Another use case for the new FIX messaging types is applicable to payment breaks. If both parties are using the FIX messaging, the payment is confirmed and very likely will not be broken later. The other use case is on the interest on cash collaterals, where the new messaging will reduce the number of payments as many parties are rolling over positions. For periodic swap payments, interest on collateral and principal interest on bonds, payments are currently all manual processes handled by a bank’s payment group. FIX can address that.

In short, the new FIX messaging types are taking straight-through-processing further down the trade lifecycle and trying to replace antiquated, fragmented methods that still use confirmation tools such as e-mails and voice. One panelist said the estimated cost for these manual processes for operational resources among the top 500 investment managers and global investment banks could be as high as $1 billion per year. The FIX messaging types helps standardize templates and formats that streamlines those processes dramatically.There is also a huge operational and financial risk reduction which can only help with the ongoing onslaught of regulatory pressures that firms are subject to.

Market participants are excited about the prospects for the new FIX messaging types. With trades today happening in milliseconds, market participants believe that the post-trade space is now poised to shorten the cycle. One panelist provided the example of a client that executed 25,000 trades a day that were settled in about two hours using available systems. With the new FIX technology, they did it in just seven minutes.

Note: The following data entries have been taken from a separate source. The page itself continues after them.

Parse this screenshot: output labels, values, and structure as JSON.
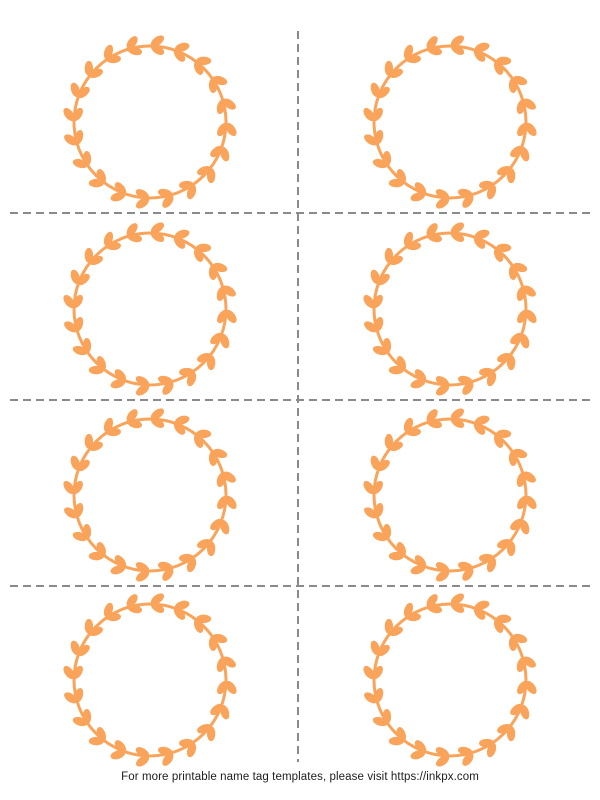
{
  "page": {
    "type": "printable-name-tag-template-sheet",
    "footer": {
      "text": "For more printable name tag templates, please visit https://inkpx.com",
      "url": "https://inkpx.com"
    }
  },
  "grid": {
    "rows": 4,
    "columns": 2,
    "tag_count": 8
  },
  "wreath": {
    "style": "leaf-vine-circle-frame",
    "leaf_pair_count": 20,
    "leaf_direction": "counter-clockwise",
    "content": ""
  },
  "colors": {
    "wreath": "#F9A45A",
    "cut_line": "#8A8A8A",
    "footer_text": "#1C1C1C",
    "background": "#FFFFFF"
  }
}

“And the client is happy because they can go home early,” he said.

Next Up

The new technology has already started to roll into testing phases with a number of banks, asset managers and technology firms. Phase I is expected to begin a rollout for active market participants in Q3 and will work as a gross payment-for-payment tool.But the new FIX message types are just the first step to a more efficient process and they can expand the uses further into providing more payment types and offering netting.

The expectation is that more broker dealers and asset managers will also want to utilize the FIX post-trade solution for their middle and back office environment. It is more accurate, less expensive and therefore supports the two major current focus areas of cost and regulation. Another clear benefit is that when the middle and back office can handle more volume it allows the business to grow. What is wrong with that picture!

While many firms will incrementally improve their post-trade process, others will assess how FIX can assist in other areas. One example is how the FIX message types will fit in with the growing integration of distributed ledger technology, and blockchain. While blockchain is often seen as an evolutionary development for certain aspects of markets and processes, FIX message types may serve a valuable function as simple on- and off-ramps for DLT solutions. FIX Trading Community is working on FIX standards for the crypto-assets space.

The Financial Times had an excellent Big Read Technology article last week on how the US, EU and China are competing to set industry standards. FIX is working with ISO on current and future standards. However, as the article noted, establishing facts on the ground through market share is likely a more effective method of dominating standards. The panel nicely summarized that FIX is the language of the full trading life cycle across asset classes.

It was the best library learning experience for me since college.